Colombo: The beleaguered Sri Lankan government has announced the closure of public sector offices from next week, starting Monday, as the island country grapples with its worst economic crisis due to severe fuel shortages.
Moreover, cardiac surgeons and cardiac anesthesiologists at national hospitals have claimed that they have decided to curtail several operations from Monday due to a shortage of medicines and consumables and a fuel crunch.
With its existing fuel stocks rapidly depleting, Sri Lanka is under intense pressure to obtain foreign exchange for its imports, which has brought many sectors of the country’s economy to a grinding halt.
As a result, spontaneous protests have been reported at filling stations across the country, where consumers have been waiting in long serpentine queues for fuel for hours.
“Taking into consideration the severe limits on fuel supply, the weak public transport system and the difficulty in using private vehicles, this circular allows minimal staff to report to work from Monday,” the Public Administration and Home Affairs Ministry said in a circular issued on Friday.
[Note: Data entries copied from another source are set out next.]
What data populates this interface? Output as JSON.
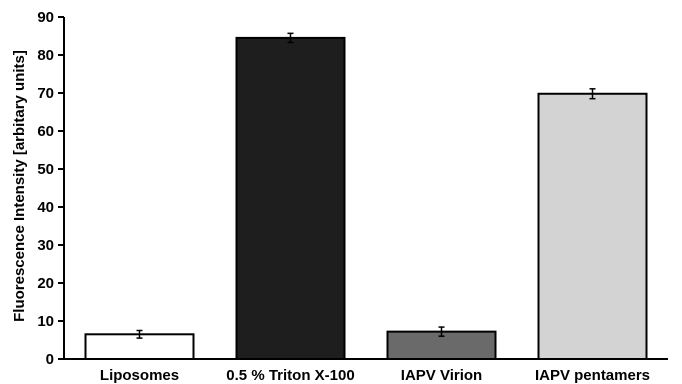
{
  "chart_data": {
    "type": "bar",
    "title": "",
    "xlabel": "",
    "ylabel": "Fluorescence Intensity [arbitary units]",
    "ylim": [
      0,
      90
    ],
    "yticks": [
      0,
      10,
      20,
      30,
      40,
      50,
      60,
      70,
      80,
      90
    ],
    "grid": false,
    "categories": [
      "Liposomes",
      "0.5 % Triton X-100",
      "IAPV Virion",
      "IAPV pentamers"
    ],
    "values": [
      6.5,
      84.5,
      7.2,
      69.8
    ],
    "errors": [
      1.0,
      1.2,
      1.2,
      1.3
    ],
    "colors": [
      "#ffffff",
      "#1e1e1e",
      "#6a6a6a",
      "#d3d3d3"
    ]
  }
}
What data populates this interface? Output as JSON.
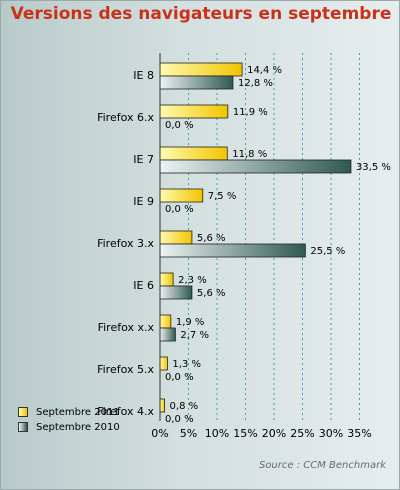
{
  "colors": {
    "series_2011_light": "#fffbb0",
    "series_2011_dark": "#f2c400",
    "series_2010_light": "#eef3f3",
    "series_2010_dark": "#2f5a4f",
    "title": "#c8321a",
    "gridline": "#3ca3b8"
  },
  "chart_data": {
    "type": "bar",
    "orientation": "horizontal",
    "title": "Versions des navigateurs en septembre",
    "categories": [
      "IE 8",
      "Firefox 6.x",
      "IE 7",
      "IE 9",
      "Firefox 3.x",
      "IE 6",
      "Firefox x.x",
      "Firefox 5.x",
      "Firefox 4.x"
    ],
    "series": [
      {
        "name": "Septembre 2011",
        "values": [
          14.4,
          11.9,
          11.8,
          7.5,
          5.6,
          2.3,
          1.9,
          1.3,
          0.8
        ],
        "labels": [
          "14,4 %",
          "11,9 %",
          "11,8 %",
          "7,5 %",
          "5,6 %",
          "2,3 %",
          "1,9 %",
          "1,3 %",
          "0,8 %"
        ]
      },
      {
        "name": "Septembre 2010",
        "values": [
          12.8,
          0.0,
          33.5,
          0.0,
          25.5,
          5.6,
          2.7,
          0.0,
          0.0
        ],
        "labels": [
          "12,8 %",
          "0,0 %",
          "33,5 %",
          "0,0 %",
          "25,5 %",
          "5,6 %",
          "2,7 %",
          "0,0 %",
          "0,0 %"
        ]
      }
    ],
    "xlim": [
      0,
      35
    ],
    "xticks": [
      0,
      5,
      10,
      15,
      20,
      25,
      30,
      35
    ],
    "xtick_labels": [
      "0%",
      "5%",
      "10%",
      "15%",
      "20%",
      "25%",
      "30%",
      "35%"
    ],
    "grid": "vertical dotted",
    "legend_position": "bottom-left",
    "source": "Source : CCM Benchmark"
  }
}
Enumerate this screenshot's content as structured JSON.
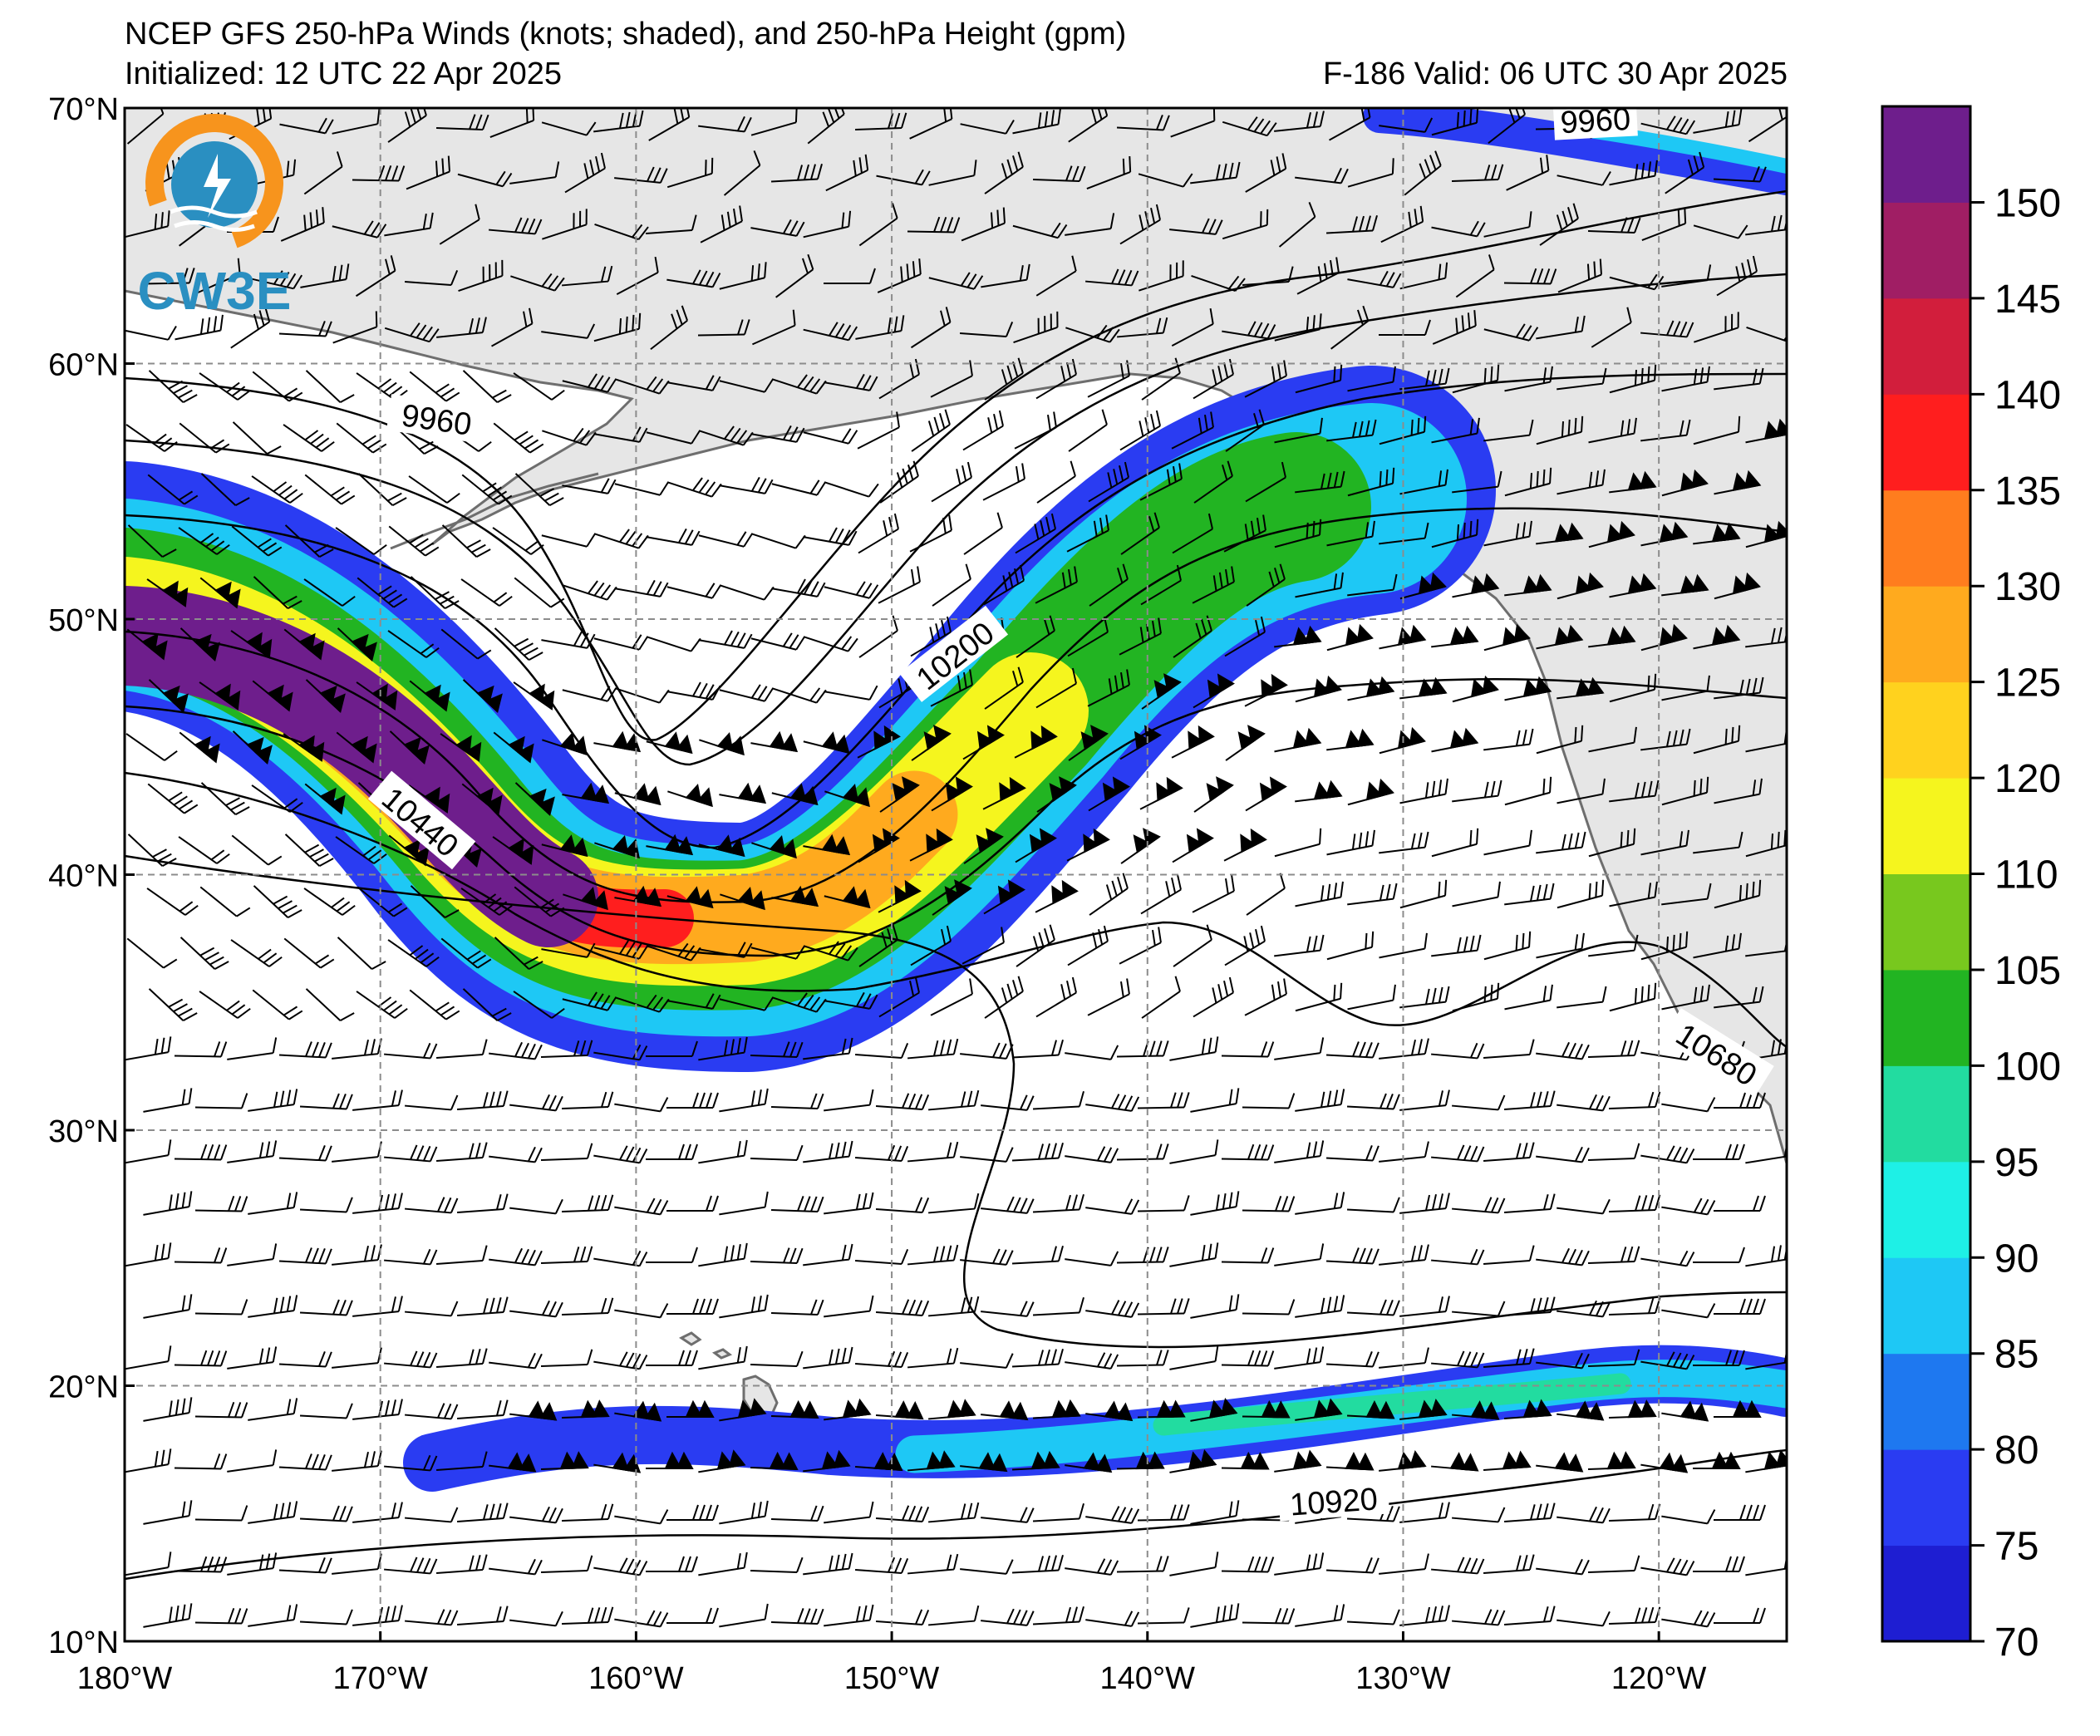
{
  "header": {
    "title": "NCEP GFS 250-hPa Winds (knots; shaded), and 250-hPa Height (gpm)",
    "initialized": "Initialized: 12 UTC 22 Apr 2025",
    "valid": "F-186  Valid: 06 UTC 30 Apr 2025"
  },
  "logo": {
    "text": "CW3E",
    "icon": "water-drop-lightning-icon",
    "colors": [
      "#f7941d",
      "#2a8fc1"
    ]
  },
  "axes": {
    "lat_labels": [
      "70°N",
      "60°N",
      "50°N",
      "40°N",
      "30°N",
      "20°N",
      "10°N"
    ],
    "lon_labels": [
      "180°W",
      "170°W",
      "160°W",
      "150°W",
      "140°W",
      "130°W",
      "120°W"
    ],
    "lat_range": [
      10,
      70
    ],
    "lon_range": [
      -180,
      -115
    ],
    "grid": "dashed gray"
  },
  "contour_labels": [
    "9960",
    "9960",
    "10200",
    "10440",
    "10680",
    "10920"
  ],
  "colorbar": {
    "tick_labels": [
      "70",
      "75",
      "80",
      "85",
      "90",
      "95",
      "100",
      "105",
      "110",
      "120",
      "125",
      "130",
      "135",
      "140",
      "145",
      "150"
    ],
    "colors": [
      "#1e1ed2",
      "#2a3cf2",
      "#1e78f0",
      "#1ec8f5",
      "#1ef0e6",
      "#22dca0",
      "#22b422",
      "#78c81e",
      "#f5f51e",
      "#ffd21e",
      "#ffaa1e",
      "#ff7d1e",
      "#ff1e1e",
      "#d21e3c",
      "#a01e64",
      "#6e1e8c"
    ],
    "range": [
      70,
      155
    ]
  },
  "colors": {
    "land": "#e6e6e6",
    "coast": "#6e6e6e",
    "contour": "#000000",
    "grid": "#8c8c8c"
  }
}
However, the circular said that those employed in the healthcare sector would have to continue to report at work.
The Sri Lankan Ministry of Education announced that all government and government-approved private schools in Colombo city limits would be closed next week due to prolonged power cuts; the Daily Mirror newspaper reported and asked teachers to conduct online classes.
Sri Lanka has been facing power cuts of up to 13 hours daily for the past several months.
Earlier this week, Sri Lanka’s cash-strapped government approved several measures, including imposing a 2.5 per cent social contribution tax on companies based on their turnover and declaring Fridays as holidays for most public sector employees to facilitate the economic recovery and mitigate the energy and food crisis.
The cabinet also approved a move to grant one holiday per week for the next three months to government officials to engage in agriculture to mitigate the impending food crisis.
On Friday, Sri Lankan Prime Minister Ranil Wickremesinghe said about four to five million of the country’s 22 million population could be directly affected by food shortages.
The nearly bankrupt country, coupled with an acute foreign exchange crisis that resulted in foreign debt defaults, announced in April that it would defer foreign debt repayments of about USD 7 billion for this year out of about USD 25 billion due by 2026. is suspending.
Sri Lanka’s total external debt is $51 billion.